Une voiture de patrouille de la police d’Atlanta incendiée dans le quartier de Lakewood

Bien que je partage ce sentiment, une question demeure : comment un·e lecteur·ice motivé·e peut développer une telle capacité d’action ? Que faut-il pour ne pas se faire attraper quand on mène des actions lourdes comme des incendies volontaires ? C’est particulièrement important sur le long terme ; c’est une chose de ne pas se faire attraper après un seul incendie, c’en est une autre de continuer à mener des attaques lorsqu’on est dans le viseur de la répression.

Pour quiconque voudrait mener de telles actions, mais ne le fait pas encore, j’expose dans les grandes lignes les étapes que je pense nécessaires pour maintenir des attaques percutantes contre la domination (limitées aux aspects « opérationnels », c’est-à-dire à l’acquisition de compétences). Ce bref aperçu a pour but de te guider et de proposer un « chemin d’apprentissage » — chaque étape est accompagnée de lectures recommandées qui détaillent chaque sujet. Utilise le système d’exploitation Tails pour accéder à ces liens ; il fonctionne sur une clé USB et ne laisse pas de traces sur ton ordinateur. Ce texte ne cherche pas à faire autorité, et j’espère susciter des conversations sur des aspects opérationnels que j’aurais négligés, ainsi que sur tout ce qui sort de ce cadre et qui est important pour maintenir et intensifier une capacité d’action.

Renforcer les liens

Pour une personne qui n’a pas encore de groupe d’action, le premier obstacle à surmonter est de décider avec qui agir. Je préfère agir en groupe de deux ou trois, car il est plus facile de maintenir un haut degré de confiance et de souplesse avec seulement quelques personnes. La plupart des actions ne nécessitent pas plus de quelques participant·e·s, et quand c’est le cas, différents groupes d’action peuvent collaborer. Je préfère ne pas agir seul·e parce que certains aspects des actions sont moins risqués quand on est au moins deux (par exemple une personne peut faire le guet).

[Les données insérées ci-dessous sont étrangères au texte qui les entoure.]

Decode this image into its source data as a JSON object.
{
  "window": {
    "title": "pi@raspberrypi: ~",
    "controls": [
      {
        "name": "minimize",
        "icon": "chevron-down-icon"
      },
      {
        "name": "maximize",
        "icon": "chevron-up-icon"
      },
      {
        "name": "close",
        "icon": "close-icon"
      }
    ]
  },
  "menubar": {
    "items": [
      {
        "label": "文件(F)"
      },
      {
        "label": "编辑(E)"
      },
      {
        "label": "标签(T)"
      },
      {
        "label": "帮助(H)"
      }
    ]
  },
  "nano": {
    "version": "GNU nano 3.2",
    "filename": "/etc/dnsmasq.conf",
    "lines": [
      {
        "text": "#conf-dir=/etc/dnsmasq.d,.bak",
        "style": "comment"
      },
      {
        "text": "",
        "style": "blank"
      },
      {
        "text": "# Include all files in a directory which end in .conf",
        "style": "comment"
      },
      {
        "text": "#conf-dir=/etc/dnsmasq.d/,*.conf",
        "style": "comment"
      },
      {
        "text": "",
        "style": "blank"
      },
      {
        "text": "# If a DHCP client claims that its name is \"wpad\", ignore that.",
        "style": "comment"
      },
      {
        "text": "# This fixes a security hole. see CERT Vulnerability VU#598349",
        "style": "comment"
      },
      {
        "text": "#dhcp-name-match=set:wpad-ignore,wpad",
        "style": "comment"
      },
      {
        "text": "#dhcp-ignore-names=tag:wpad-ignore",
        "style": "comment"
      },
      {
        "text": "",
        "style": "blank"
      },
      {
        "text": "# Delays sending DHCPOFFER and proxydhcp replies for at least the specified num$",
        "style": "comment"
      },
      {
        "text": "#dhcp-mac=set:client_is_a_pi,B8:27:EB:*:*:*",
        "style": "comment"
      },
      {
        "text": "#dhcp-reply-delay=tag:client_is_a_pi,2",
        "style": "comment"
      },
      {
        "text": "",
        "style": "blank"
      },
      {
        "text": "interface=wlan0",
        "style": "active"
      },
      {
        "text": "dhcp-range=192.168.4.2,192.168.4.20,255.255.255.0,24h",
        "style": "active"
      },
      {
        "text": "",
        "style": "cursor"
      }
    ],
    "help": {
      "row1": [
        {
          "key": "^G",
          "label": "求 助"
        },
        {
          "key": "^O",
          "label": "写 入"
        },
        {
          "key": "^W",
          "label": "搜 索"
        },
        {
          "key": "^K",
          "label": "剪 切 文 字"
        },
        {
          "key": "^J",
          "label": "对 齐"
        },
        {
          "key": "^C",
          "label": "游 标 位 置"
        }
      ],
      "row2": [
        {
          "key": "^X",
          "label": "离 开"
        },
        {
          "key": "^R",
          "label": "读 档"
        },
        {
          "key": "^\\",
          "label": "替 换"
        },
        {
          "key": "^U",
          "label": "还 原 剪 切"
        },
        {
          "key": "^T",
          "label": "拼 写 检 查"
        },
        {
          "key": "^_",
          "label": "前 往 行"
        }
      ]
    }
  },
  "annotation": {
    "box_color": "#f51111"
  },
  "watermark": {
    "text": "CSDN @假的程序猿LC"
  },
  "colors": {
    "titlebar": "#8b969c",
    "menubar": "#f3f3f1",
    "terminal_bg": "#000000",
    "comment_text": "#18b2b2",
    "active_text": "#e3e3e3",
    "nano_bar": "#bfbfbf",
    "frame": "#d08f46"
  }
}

Lorsqu’on décide avec qui agir, il y a une tension entre flexibilité et constance. Agir dans des configurations différentes te permet de gagner en confiance et en expérience avec plus de personnes, ce qui te rend plus résilient en cas d’arrestations, de burn-outs ou de conflits interpersonnels. D’un autre côté, agir au sein d’une configuration plus constante peut faciliter le développement d’une plus grande capacité d’action dans un temps plus court.

Pour qu’un groupe d’action se forme, il faut qu’à un moment, une personne prenne l’initiative d’en parler à un·e camarade avec qui elle veut gagner en affinité et en confiance.

Affinité

Le choix des personnes à approcher dans ton réseau devrait être basé sur l’existence d’une affinité entre vous, car cela va déterminer les sujets sur lesquels le groupe d’action va se concentrer. Il y a affinité quand on partage des analyses, ce qui se découvre en apprenant à se connaître, et mène à des possibilités d’action. Quand on sait que l’on partage des objectifs et que l’on veut agir de façon similaire pour les atteindre.

L’exploration et l’approfondissement des affinités au sein d’un réseau sur le long terme, au-delà d’un groupe d’action donné, créent des opportunités pour que les configurations des groupes d’action s’adaptent au fil du temps et que les groupes collaborent entre eux. J’ai choisi d’utiliser le terme « groupe d’action » plutôt que « groupe affinitaire » pour souligner le fait que l’affinité existe dans de nombreuses constellations différentes, chacune avec son propre potentiel.

Lecture recommandée :

Confiance

La confiance est contextuelle : tu peux avoir confiance en ton amitié avec quelqu’un, sans pour autant vouloir lui confier ta liberté. Le choix des personnes à approcher dans ton réseau devrait se faire en fonction de la confiance que tu leur portes et de leur capacité à assumer les conséquences de leurs actions sans trahir leurs camarades, même si cela implique une longue peine de prison. La qualité d’une relation de confiance ne peut être réduite à une simple formule. Elle provient d’une connaissance intime de l’autre, issue d’expériences singulières vécues au sein d’une relation. Cela dit, il existe des pratiques pensées pour approfondir une relation de confiance qui peuvent valoir le coup.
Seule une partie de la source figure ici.